Will The Critical Wildlife Area Be Wiped Out?


Beachfront property owners Eddie Rood and Kurt Kroemer, who’ve been asking the town to permit a dune walkover, for access to the beach from their properties, have filed a lawsuit against the state of Florida challenging the state’s claim of ownership of the property behind their homes.

The suit will confirm whether the property owners own the accreted land that has formed behind their properties over the last twenty years. Should they win the lawsuit, the current CWA borders might be dissolved and the land could become private property.

Rood and Kroemer tell Beach Talk Radio News, “Through this entire process, we have tried to keep the question of land ownership out of the legal discussions and we have had no desire to own the accreted upland property behind our homes, however, the town has now forced the issue.”

The homeowners say there were discussions with the Department of Environmental Protection early on in the State permitting process concerning their desire to own the accreted land and that both sides agreed there was no reason to upset the work of the FWC or change any boundaries to the CWA.

They have said their only interest was to regain beach access from their properties. Kroemer and Rood had communicated to town council, that ownership of the accreted land would be the next step in the process if Kroemer and Rood’s offer to settle the dispute over the walkover was declined.

When there’s a dispute over the ownership of land, a “Quiet Title” suit is the legal process used to resolve the conflict. On Oct. 1st, 2020, a lawsuit was filed in the 20th District Court of Lee County by Kroemer and Rood. The next step is for a judge to hear from both sides. No date has been set for that hearing as of yet.

Rood says the laws surrounding riparian rights of accretion are pretty clear. “Through our research over the past few years, our attorneys have discovered various FDEP documents which indicate the FDEP has concerns about their ability to defend the state’s ownership of the accreted land if the ownership is challenged in court. We shared some of this information with members of the current town council. Mayor Murphy took the time to contact the FDEP’s council, who confirmed that our information is accurate. The Mayor in turn attempted to convey the FDEP’s message to the other council members at a special meeting last June in an attempt to head off the ownership challenge and possible loss of the CWA, but it fell on deaf ears”.

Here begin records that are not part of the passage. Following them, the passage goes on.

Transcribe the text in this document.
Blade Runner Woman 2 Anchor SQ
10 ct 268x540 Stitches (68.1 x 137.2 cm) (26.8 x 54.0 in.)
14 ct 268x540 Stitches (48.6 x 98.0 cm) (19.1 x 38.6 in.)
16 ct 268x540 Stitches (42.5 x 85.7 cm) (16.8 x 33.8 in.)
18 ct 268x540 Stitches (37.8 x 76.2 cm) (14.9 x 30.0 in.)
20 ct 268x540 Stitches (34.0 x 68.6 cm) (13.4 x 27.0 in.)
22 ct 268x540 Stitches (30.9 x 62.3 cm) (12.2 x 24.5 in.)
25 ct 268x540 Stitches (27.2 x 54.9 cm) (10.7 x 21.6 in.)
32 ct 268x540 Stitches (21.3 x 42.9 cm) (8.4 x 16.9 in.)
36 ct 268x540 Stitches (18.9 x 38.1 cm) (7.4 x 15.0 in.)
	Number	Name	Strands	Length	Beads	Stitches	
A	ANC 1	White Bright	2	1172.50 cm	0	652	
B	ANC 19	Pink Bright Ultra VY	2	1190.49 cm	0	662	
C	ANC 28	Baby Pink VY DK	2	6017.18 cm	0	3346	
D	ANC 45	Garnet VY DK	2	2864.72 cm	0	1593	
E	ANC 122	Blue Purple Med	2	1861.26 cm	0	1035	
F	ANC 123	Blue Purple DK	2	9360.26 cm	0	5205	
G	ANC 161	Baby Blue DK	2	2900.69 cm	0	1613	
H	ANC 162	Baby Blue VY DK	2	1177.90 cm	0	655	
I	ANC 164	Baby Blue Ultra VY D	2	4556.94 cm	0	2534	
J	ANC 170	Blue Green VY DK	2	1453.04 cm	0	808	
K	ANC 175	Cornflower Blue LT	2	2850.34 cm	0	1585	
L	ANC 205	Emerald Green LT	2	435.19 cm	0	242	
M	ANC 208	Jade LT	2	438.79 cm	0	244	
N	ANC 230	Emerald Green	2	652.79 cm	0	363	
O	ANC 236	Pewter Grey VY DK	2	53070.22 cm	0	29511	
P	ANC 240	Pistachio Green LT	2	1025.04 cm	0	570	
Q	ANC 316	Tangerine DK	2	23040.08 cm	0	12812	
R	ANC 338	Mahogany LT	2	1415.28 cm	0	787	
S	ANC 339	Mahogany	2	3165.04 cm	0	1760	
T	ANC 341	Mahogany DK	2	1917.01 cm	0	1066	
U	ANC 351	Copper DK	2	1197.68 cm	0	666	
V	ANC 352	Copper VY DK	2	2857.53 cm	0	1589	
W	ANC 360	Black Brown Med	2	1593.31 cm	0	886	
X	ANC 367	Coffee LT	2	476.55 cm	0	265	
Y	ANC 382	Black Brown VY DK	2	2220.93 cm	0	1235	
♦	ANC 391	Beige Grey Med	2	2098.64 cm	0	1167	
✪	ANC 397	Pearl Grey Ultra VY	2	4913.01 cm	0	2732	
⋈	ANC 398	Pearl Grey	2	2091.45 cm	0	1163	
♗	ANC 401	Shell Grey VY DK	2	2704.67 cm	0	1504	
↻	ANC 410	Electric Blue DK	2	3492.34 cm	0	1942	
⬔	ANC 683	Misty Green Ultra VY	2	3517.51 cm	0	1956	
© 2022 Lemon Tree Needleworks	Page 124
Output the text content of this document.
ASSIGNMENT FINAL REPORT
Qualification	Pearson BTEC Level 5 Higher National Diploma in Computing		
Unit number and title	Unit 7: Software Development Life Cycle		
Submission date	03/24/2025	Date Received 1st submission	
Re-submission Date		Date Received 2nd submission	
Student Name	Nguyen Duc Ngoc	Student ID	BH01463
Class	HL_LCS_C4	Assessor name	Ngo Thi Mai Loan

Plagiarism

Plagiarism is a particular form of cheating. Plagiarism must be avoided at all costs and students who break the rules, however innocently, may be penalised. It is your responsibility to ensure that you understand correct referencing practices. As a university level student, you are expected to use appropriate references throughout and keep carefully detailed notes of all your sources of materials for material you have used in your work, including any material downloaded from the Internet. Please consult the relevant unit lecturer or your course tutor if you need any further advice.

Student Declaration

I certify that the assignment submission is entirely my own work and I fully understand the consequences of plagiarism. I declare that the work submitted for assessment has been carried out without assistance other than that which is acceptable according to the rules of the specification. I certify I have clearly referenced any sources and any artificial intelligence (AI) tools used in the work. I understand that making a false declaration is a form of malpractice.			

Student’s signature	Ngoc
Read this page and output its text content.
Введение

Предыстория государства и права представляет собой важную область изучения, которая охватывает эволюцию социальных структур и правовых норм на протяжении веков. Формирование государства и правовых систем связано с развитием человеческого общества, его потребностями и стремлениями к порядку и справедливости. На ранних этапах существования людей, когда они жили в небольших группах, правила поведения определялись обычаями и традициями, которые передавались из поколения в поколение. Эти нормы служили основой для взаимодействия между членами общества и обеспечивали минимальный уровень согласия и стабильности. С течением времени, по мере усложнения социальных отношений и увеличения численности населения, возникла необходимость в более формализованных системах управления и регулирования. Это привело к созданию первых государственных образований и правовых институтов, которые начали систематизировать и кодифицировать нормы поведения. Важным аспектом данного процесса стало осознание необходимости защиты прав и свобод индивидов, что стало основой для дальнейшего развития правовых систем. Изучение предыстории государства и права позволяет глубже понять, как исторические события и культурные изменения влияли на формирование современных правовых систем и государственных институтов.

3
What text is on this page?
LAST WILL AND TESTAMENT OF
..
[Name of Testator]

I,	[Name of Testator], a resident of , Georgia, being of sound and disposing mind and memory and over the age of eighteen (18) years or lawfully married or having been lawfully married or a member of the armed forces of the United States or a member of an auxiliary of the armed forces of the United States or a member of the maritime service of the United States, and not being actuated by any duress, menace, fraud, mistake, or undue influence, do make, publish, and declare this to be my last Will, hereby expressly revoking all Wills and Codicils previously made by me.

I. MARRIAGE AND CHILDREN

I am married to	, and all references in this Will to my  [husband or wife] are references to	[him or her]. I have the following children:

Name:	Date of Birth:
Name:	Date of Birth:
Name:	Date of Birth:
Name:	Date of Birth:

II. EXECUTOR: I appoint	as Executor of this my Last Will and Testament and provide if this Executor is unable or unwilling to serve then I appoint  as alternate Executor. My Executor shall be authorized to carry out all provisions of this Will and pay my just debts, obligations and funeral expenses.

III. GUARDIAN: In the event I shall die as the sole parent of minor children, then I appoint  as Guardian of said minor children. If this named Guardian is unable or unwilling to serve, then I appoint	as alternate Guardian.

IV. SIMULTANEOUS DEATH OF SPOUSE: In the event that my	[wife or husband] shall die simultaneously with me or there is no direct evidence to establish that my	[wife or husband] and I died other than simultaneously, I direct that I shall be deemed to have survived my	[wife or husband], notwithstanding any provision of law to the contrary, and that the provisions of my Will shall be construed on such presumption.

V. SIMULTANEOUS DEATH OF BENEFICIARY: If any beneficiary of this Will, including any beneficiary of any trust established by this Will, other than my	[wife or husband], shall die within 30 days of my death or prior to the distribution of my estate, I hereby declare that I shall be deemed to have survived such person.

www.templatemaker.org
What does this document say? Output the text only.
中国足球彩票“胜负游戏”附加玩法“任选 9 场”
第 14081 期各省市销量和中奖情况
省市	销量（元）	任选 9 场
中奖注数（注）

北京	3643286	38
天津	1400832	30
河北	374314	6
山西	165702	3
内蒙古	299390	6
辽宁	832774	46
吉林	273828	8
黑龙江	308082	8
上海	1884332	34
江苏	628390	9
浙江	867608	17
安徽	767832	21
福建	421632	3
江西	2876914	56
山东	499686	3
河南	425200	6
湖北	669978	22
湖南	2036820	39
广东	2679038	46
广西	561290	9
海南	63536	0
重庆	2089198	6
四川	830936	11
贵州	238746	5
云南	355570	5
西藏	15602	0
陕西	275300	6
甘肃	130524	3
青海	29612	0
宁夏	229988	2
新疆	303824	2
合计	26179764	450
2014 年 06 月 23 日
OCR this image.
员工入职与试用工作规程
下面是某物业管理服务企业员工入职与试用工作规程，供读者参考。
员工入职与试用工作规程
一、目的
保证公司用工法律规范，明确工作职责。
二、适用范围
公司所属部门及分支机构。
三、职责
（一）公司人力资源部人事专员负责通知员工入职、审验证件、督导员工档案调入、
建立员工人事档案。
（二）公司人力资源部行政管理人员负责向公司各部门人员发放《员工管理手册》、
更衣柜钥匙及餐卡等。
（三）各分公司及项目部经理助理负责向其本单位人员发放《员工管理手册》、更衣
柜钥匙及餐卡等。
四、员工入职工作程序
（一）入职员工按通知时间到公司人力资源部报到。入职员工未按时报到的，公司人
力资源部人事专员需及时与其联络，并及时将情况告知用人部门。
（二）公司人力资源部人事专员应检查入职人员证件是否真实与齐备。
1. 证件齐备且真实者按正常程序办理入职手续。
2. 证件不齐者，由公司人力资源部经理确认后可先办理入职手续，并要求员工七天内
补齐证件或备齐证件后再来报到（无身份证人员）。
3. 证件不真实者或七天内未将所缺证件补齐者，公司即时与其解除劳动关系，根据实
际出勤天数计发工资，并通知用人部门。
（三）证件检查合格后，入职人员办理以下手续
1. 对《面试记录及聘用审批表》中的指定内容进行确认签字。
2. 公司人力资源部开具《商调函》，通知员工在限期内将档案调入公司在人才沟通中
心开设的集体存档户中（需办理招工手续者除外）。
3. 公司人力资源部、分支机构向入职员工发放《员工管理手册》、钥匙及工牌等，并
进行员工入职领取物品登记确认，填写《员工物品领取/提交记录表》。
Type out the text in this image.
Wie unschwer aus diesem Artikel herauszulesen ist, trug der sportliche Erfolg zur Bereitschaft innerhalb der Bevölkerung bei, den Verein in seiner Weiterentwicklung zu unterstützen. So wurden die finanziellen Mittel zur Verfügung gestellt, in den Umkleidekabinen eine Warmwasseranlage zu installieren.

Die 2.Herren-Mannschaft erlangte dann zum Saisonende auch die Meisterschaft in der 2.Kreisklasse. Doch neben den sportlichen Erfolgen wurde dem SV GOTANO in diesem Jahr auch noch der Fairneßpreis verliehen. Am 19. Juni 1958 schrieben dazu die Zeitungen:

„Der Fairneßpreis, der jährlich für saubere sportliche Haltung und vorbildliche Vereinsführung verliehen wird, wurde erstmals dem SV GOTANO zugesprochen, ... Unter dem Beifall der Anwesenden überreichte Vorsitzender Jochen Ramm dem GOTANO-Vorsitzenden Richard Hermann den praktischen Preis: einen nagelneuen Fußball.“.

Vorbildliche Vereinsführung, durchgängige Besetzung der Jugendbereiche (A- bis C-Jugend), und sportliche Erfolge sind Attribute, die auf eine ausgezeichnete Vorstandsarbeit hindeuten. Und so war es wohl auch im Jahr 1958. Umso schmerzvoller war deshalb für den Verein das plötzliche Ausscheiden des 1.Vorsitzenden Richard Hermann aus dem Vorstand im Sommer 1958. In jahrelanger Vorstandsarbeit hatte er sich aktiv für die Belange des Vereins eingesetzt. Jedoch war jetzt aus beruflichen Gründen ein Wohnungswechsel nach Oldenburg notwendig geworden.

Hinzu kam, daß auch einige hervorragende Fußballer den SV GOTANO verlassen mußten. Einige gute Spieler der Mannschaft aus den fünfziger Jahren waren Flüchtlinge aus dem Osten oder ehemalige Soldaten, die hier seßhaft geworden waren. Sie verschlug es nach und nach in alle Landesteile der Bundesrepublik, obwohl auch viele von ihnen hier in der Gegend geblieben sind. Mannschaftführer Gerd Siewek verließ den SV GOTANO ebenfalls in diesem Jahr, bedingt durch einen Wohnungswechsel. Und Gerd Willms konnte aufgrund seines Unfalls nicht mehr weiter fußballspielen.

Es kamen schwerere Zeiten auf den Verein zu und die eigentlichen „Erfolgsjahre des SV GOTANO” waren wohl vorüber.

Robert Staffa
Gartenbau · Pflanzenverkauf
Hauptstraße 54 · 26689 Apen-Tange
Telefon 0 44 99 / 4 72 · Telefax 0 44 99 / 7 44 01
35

Rood goes on to say that he and his attorney’s are confident they own the land behind their beachfront homes. “We are sorry it has come to this. We love the CWA and it is important to us also, after all, it is our backyard. The Town is jeopardizing the very thing they sought to protect just to stop a project that helps an entire neighborhood.”

Rood and Kroemer say they had direct beach access but lost it over time to the growing CWA and the fact that their neighbor blocked off access from behind his home when he discovered he actually owned land that people were using as a cut-through to the beach.

The Fort Myers Beach Local Planning Agency approved the Dune Walkover unanimously when it came before them. Jim Atterholt and Dan Allers, now town council members, were on the LPA at the time. Atterholt, Bill Veach and Rexann Hosafros are against granting a special exception to Rood and Kroemer. Allers and Mayor Ray Murphy are in favor of granting it with part of their reasoning being that they do not want to see the CWA dissolved.

One of the reasons councilman Atterholt has decided now not to grant the dune walkover is because he’s been told by town attorney John Herin that the town has a good case in the Bert Harris lawsuit.

It appears as if we’re all about to find out.